Het Eurovisiesongfestival, gepland voor 2024 in het Zweedse Mälmo, overweegt een herziening van de puntentelling. Na aanhoudende vragen om de invloed van nationale jury’s te verminderen, zijn er nieuwe regels voorgesteld, hoewel een definitieve beslissing nog niet is genomen.
Sinds 2009 wordt de winnaar van het Eurovisiesongfestival bepaald door een combinatie van televoting en een vakjury. Elk draagt 50 procent van de punten bij, met de vakjury bestaande uit vijf experts per land, variërend van mensen uit de muziekindustrie tot voormalige deelnemers en muziekjournalisten. Dit systeem heeft vaak geleid tot verschillen tussen de winnaars gekozen door de vakjury en het publiek. Het afgelopen jaar was het verschil opvallend groter, met bijvoorbeeld Loreen uit Zweden die de jury overtuigde, maar Finland die de televoting domineerde.

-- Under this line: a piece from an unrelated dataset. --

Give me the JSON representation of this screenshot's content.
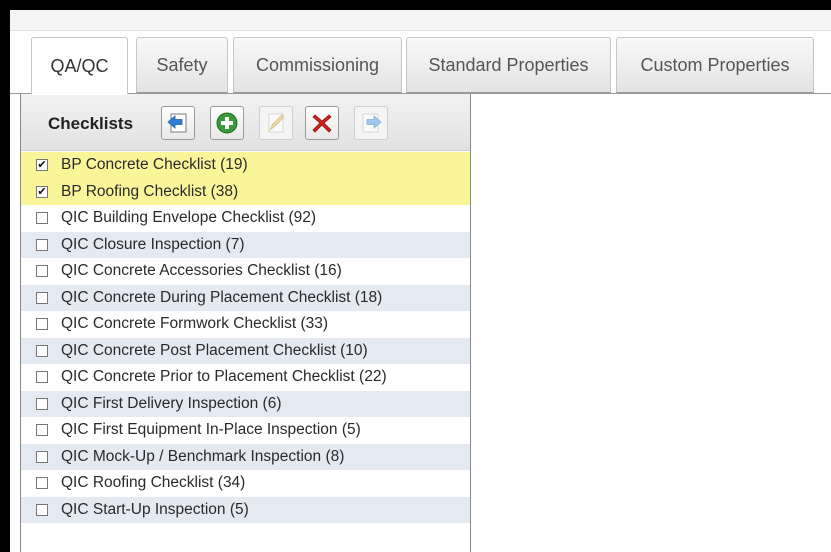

Na opmerkelijke verschillen bij meerdere landen, waaronder Noorwegen, pleitte het land voor een hervorming. Het meest gehoorde voorstel was om de invloed van de nationale jury’s te verminderen tot 30 of 40 procent.
Voor de editie van 2024 zijn nieuwe regels voorgesteld, waarbij de punten van de jury en het publiek zullen worden gecombineerd volgens een nog te bepalen verhouding. De uiteindelijke beslissing wordt genomen door de EBU, na goedkeuring door de Referentiegroep. De mogelijkheid bestaat dat de verhouding 50-50 blijft, maar er is nu ruimte voor meer evenwicht tussen de invloed van de jury en het publiek in het Eurovisiesongfestival.